Falconry at Ashford Castle
As Ireland's School of Falconry is located on Ashford Castle's estate, we took a hawk-walk.
This was an exhilarating experience, though not for the squeamish - it involved feeding dead, two-day-old chicks to the hawk perched at the end of my outstretched arm. I looked away… but there was no avoiding the heady stench or the crunching sound of feasting.
Later, when the birds were back on their perches, we found ours, in the bar at Ashford Castle.
By opting for the Lodge's 'Four Seasons Four Reasons' package, a stint at clay pigeon shooting was included in our stay. Being no stranger to the sport, the Englishman hit clay after clay.

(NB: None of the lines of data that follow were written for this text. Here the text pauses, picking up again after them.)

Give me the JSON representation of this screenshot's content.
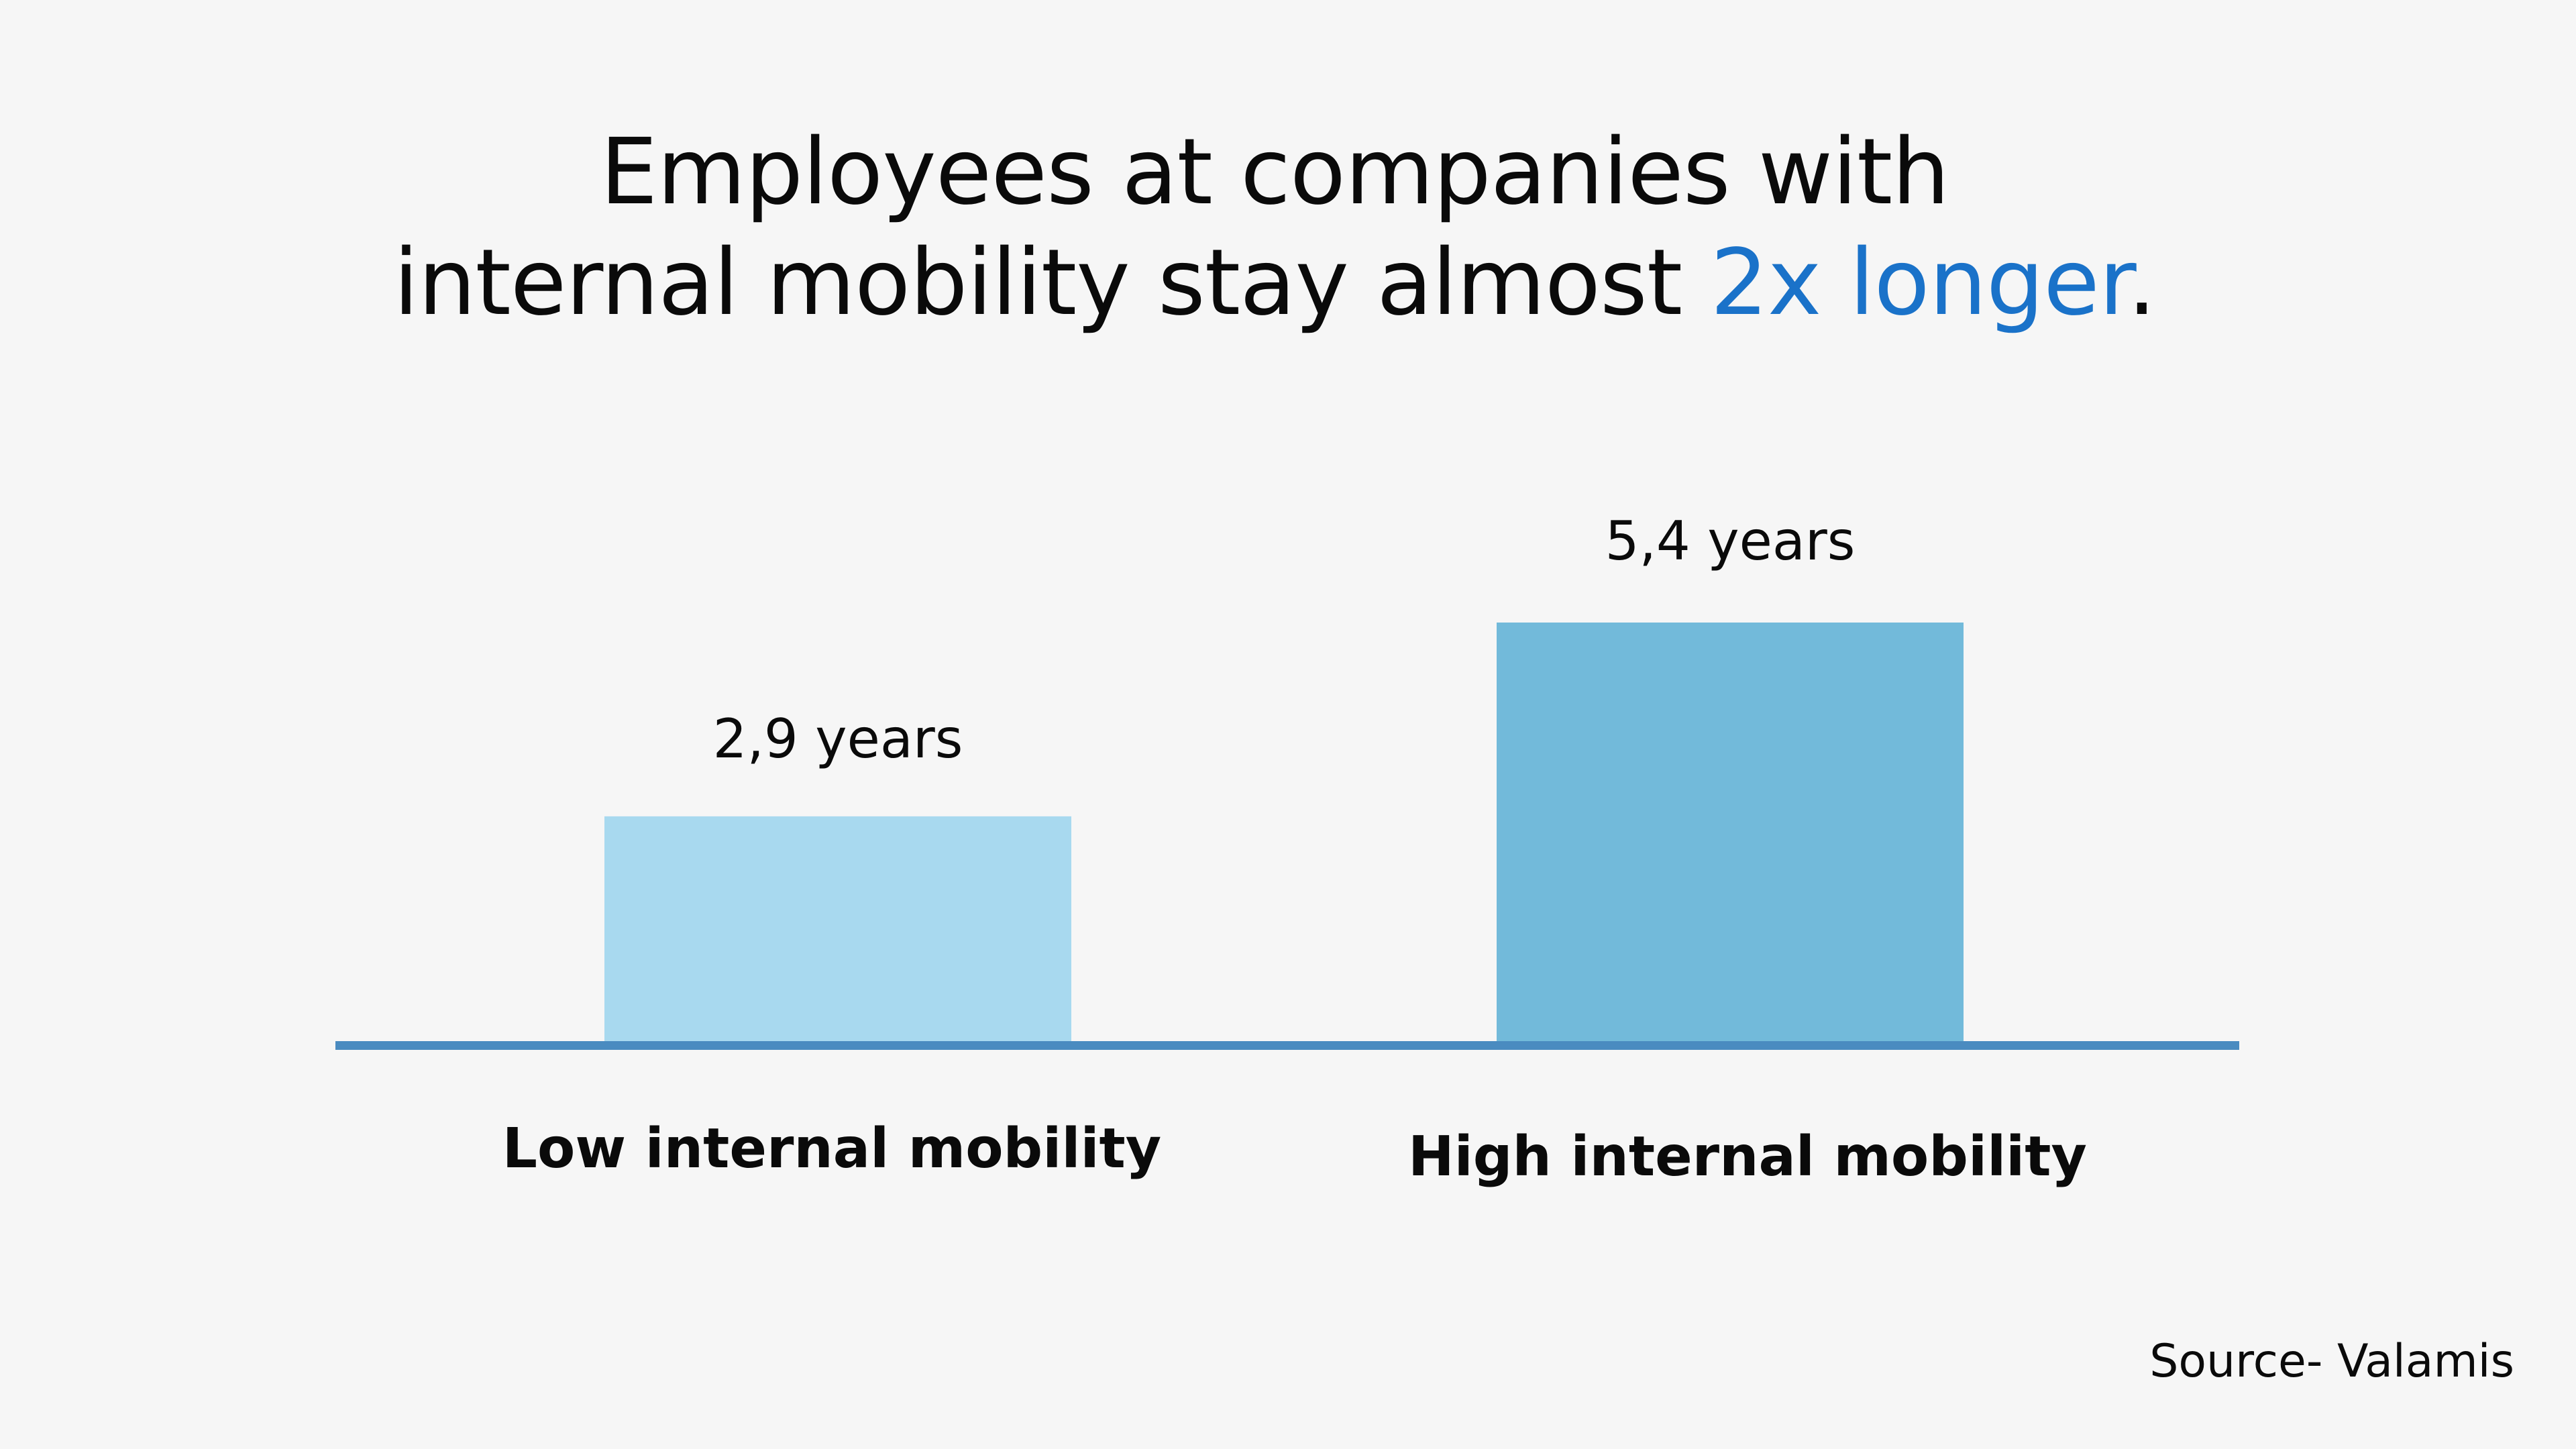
{
  "title": {
    "line1": "Employees at companies with",
    "line2_prefix": "internal mobility stay almost ",
    "line2_highlight": "2x longer",
    "line2_suffix": "."
  },
  "colors": {
    "accent": "#1a72c9",
    "background": "#f6f6f6",
    "axis": "#4a8bc0"
  },
  "chart_data": {
    "type": "bar",
    "categories": [
      "Low internal mobility",
      "High internal mobility"
    ],
    "values": [
      2.9,
      5.4
    ],
    "value_labels": [
      "2,9 years",
      "5,4 years"
    ],
    "colors": [
      "#a8d9ef",
      "#72bada"
    ],
    "unit": "years",
    "ylim": [
      0,
      5.4
    ],
    "grid": false,
    "legend": "none"
  },
  "source": "Source- Valamis"
}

I hit the first clay pulled, then missed the rest. This was an improvement on the last time I tried, when every time I pulled the trigger, the only thing that got whacked was my right cheekbone.
As there was a wedding reception at The Lodge the night we stayed there, we felt a little outnumbered; although entirely welcome and extraordinarily well looked after.
The Lodge at Ashford Castle
Get me there
Located on the shores of Lough Corrib, just outside the village of Cong in Co. Mayo, The Lodge at Ashford Castle stands on 350 acres of magnificent parkland.
It's less than an hour's drive from Galway city, and less than two minutes from Lisloughrey Quay, from where you can take a relaxing cruise on the lake (corribcruises.com).
The Lodge (094 954 5400; thelodgeac.com) is a dandy, country house hotel of the elegant kind. Its 'Four Seasons Four Reasons' package includes dinner, bed and breakfast and clay-pigeon shooting, and is priced from €199 for two. Upgrades to the bridal suite cost from €75.
Hawk-walks at Ireland's School of Falconry at Ashford Castle itself cost €70 (094 954 6820; falconry.ie).
There's more to Cong than Ashford Castle and its estate. Check out the Quiet Man Museum for a trip down memory lane, and drop into The Hungry Monk on Abbey Street for a bite of lunch. It's a sweet, simple cafe with friendly service and homemade treats. Score!